Está dándose una tendencia sana a reprobar el uso de la violencia. Se dice frecuentemente: toda violencia engendra violencia. Pero sobre este tema, que no es tan simple, podría escribirse un extenso tratado. Hay ciertas formas de violencia no del todo reprobables, como la weberianamente llamada violencia legítima que el Estado monopoliza para mantener las relaciones de poder y las condiciones de convivencia; aun ésta, en las naciones civilizadas y democráticas está acotada y controlada por la ley y exige el consenso de los gobernados. Como sea, no toda la violencia tiene que ver con el empleo de instrumentos de tortura física o de armas de muerte.
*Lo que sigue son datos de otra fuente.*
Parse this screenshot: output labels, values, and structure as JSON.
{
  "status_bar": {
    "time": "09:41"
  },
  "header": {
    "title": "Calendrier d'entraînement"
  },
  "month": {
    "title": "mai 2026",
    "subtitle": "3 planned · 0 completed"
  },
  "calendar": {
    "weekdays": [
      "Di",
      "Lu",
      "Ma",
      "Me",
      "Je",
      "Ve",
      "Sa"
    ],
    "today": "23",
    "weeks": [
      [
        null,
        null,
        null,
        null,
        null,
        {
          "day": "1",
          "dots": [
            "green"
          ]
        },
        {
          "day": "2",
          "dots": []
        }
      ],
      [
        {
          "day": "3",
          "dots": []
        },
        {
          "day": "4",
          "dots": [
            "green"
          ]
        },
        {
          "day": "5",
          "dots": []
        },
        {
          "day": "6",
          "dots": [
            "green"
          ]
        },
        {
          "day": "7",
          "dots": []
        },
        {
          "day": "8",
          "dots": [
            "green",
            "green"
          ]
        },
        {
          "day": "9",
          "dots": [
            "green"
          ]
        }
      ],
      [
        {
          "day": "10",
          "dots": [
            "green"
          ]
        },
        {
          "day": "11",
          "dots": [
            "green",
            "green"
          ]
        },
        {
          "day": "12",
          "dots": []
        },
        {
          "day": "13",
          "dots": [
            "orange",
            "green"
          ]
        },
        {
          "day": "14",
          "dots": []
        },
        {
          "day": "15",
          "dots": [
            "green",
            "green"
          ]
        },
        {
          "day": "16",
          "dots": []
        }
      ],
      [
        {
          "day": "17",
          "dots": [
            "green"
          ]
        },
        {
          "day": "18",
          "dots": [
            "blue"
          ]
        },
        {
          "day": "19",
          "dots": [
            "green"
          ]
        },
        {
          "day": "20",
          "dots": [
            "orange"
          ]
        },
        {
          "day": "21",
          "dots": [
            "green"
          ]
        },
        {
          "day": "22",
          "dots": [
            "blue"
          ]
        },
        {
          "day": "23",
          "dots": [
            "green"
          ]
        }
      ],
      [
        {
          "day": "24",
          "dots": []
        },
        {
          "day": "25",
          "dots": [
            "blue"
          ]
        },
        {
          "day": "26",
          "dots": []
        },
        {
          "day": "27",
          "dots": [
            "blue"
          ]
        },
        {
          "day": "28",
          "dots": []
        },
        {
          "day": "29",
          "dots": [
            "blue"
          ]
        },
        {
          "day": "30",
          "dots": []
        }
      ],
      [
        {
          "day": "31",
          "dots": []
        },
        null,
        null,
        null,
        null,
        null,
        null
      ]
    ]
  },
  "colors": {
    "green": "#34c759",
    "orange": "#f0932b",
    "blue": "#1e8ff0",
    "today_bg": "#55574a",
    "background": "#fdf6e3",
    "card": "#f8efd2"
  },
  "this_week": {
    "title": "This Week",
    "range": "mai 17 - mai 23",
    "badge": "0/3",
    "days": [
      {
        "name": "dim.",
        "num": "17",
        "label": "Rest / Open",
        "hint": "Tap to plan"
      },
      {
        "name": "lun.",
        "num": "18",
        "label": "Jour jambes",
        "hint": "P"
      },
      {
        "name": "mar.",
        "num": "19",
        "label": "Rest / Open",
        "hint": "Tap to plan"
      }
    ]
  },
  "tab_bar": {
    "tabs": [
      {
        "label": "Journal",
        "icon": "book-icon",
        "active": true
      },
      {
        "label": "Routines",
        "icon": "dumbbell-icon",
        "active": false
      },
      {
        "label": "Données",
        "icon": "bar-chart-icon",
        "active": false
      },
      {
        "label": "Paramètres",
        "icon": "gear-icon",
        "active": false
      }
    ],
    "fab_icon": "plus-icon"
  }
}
La violencia inmensurable que se ha ejercido contra el pueblo pobre de Guerrero, con la que se ha querido doblegar enteramente su voluntad, adopta las formas propias de la policía y el ejército, como en Aguas Blancas, pero también las de la economía opresiva, el regateo sistemático de horizontes de vida, la corrupción del aparato administrativo y de justicia, la ausencia de libertades y derechos políticos y hasta la burla cuando se reparten impunidades entre victimarios indefendibles e irredimibles. De esta violencia se sigue la otra, la de la guerrilla y hasta la del terrorismo. Sea o no auténtico el EPR, las condiciones de violencia están incrementándose peligrosamente, con la militarización rutinaria y excesiva de la zona, a expensas, una vez más, de los guerrerenses.